ついには園庭の隅にある百葉箱の前に追い詰められ、背中をドンとぶつけた彼を見て、今度は私から距離を詰めた。
「ほら、逃げ場はないですよ? さあ、私をもう一度うっとりさせてみてください!」
「…………ッ、ああもう! 分かった! 俺の負けだ、完全に俺の負けだから!!」
ついに限界を迎えたアレクシス様は、自暴自棄になったように叫ぶと、私の腕を引いて自分の胸の中にガッチリと閉じ込めた。
「えっ」
「……頼むから、これ以上俺をからかうな。お前にそんな風に真っ直ぐ求められたら、俺の方がどうにかなってしまいそうなんだ……」
頭の上から降ってきたのは、王子様の甘い声ではなく、切羽詰まったような、ひどく掠れた本音の声。

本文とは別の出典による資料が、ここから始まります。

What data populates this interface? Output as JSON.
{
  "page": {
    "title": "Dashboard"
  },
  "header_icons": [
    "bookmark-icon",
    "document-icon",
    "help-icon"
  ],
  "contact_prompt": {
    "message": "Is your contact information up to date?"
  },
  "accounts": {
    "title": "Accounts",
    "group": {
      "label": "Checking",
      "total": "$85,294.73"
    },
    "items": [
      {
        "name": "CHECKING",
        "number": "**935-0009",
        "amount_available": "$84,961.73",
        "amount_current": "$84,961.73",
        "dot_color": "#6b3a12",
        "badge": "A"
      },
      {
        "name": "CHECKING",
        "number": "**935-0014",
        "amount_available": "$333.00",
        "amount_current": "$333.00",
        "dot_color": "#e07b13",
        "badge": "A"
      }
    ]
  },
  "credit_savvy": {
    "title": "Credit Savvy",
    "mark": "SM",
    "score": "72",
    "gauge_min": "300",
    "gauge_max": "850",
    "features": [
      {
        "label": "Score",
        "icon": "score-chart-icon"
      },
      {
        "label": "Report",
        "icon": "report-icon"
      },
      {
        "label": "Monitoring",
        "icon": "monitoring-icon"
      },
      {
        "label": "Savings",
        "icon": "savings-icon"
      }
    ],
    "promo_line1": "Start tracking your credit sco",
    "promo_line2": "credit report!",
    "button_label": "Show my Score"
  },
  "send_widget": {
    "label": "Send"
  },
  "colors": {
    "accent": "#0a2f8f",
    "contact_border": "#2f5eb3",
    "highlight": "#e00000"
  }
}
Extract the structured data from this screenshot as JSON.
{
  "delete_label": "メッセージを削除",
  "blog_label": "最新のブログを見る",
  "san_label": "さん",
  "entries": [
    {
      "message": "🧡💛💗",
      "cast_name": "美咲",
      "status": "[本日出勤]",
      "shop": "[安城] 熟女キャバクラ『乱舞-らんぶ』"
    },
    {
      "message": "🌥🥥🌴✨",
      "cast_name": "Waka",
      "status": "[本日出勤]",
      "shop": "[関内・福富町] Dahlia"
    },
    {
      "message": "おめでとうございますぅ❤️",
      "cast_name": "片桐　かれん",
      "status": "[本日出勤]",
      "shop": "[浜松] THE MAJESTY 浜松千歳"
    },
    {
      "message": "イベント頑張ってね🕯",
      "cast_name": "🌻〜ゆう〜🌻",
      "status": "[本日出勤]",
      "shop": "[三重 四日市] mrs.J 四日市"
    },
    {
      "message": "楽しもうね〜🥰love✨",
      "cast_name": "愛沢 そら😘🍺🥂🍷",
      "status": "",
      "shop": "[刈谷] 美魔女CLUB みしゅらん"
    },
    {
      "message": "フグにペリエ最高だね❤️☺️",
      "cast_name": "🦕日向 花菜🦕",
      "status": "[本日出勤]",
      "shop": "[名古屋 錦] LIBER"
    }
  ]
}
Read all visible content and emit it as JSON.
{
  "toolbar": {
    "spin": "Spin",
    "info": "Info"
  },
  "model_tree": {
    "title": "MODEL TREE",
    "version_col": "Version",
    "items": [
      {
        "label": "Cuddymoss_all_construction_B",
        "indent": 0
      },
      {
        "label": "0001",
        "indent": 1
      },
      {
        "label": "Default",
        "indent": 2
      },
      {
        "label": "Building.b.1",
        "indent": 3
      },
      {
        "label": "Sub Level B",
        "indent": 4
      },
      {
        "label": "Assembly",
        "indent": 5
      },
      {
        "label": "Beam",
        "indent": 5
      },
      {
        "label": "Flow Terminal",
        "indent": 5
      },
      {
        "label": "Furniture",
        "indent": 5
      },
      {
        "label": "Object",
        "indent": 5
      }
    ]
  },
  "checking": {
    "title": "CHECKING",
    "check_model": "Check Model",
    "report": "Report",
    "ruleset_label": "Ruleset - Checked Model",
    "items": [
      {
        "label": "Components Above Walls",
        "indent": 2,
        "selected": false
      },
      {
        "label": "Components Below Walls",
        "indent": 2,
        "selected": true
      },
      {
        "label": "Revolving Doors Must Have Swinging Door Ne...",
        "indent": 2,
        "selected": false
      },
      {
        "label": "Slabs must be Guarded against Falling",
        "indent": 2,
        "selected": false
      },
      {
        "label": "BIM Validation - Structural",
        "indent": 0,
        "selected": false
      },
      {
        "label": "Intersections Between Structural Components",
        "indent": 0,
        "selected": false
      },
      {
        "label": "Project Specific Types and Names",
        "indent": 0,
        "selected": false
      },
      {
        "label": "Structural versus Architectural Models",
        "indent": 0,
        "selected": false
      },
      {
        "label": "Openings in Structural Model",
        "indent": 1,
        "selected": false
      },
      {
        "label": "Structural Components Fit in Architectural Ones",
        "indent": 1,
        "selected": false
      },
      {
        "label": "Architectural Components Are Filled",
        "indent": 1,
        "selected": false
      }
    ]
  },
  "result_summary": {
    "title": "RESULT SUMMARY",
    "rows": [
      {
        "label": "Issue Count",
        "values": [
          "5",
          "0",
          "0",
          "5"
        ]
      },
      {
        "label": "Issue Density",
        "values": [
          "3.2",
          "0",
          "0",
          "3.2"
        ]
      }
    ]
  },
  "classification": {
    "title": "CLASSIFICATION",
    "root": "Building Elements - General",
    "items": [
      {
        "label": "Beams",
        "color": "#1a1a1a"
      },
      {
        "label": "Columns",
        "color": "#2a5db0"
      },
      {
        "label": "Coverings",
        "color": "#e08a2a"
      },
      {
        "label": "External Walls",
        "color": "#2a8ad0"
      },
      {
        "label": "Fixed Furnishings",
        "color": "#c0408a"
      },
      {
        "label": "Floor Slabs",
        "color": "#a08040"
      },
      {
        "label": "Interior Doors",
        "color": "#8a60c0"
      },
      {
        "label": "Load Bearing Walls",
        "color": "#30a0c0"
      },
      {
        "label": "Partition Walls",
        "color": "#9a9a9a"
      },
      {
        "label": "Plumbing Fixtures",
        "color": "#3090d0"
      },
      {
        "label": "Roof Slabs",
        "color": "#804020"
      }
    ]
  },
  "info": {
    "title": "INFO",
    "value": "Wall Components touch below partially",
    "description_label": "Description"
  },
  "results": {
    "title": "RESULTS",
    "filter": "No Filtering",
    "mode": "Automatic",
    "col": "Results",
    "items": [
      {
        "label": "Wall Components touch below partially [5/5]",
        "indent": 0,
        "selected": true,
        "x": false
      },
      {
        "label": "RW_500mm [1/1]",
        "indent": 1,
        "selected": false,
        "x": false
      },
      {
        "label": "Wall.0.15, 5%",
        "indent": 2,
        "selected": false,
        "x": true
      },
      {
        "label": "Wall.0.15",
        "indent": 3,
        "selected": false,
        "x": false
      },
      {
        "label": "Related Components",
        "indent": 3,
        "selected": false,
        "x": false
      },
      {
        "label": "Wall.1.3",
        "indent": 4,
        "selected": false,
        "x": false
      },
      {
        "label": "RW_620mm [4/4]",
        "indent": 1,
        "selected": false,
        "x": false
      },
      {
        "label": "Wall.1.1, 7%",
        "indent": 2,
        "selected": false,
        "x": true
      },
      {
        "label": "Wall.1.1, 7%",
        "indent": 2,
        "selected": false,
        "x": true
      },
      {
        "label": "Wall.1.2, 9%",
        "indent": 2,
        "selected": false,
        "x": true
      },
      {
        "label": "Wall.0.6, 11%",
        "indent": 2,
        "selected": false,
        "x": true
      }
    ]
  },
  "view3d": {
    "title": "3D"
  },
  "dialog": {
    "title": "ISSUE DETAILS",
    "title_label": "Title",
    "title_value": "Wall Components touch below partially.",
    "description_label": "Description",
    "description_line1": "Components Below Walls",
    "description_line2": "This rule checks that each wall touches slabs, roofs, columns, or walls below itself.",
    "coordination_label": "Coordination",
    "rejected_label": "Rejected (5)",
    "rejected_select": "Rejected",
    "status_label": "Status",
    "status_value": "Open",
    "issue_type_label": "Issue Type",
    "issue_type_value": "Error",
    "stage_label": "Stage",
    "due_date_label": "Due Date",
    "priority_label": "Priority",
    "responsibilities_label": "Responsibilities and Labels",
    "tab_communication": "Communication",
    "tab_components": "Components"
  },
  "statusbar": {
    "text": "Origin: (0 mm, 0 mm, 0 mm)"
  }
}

ギュッと抱きしめられた腕の力強さと、胸越しに伝わってくる彼の心臓の音が、とんでもない早鐘を打っているのが分かる。
(あ、あれ……? これ、私がからかってたはずなのに……結局、私がドキドキさせられてる……?)
「ふふ。アレクシス様、顔、すっごく熱いですよ」
「……誰のせいだと思っている」
百葉箱の影。夕闇に包まれた無人の園庭で、彼は私を誰の目にも触れさせないように、大きな体で包み込んで離してくれない。
結局、兄上たちの前で宣言した「尻に敷かれていない」照明はできず。
私は彼の胸の中で、この不器用で可愛すぎる『大きな子ども』を、一生かけてよしよししていこうと、改めて幸せを噛み締めるのだった。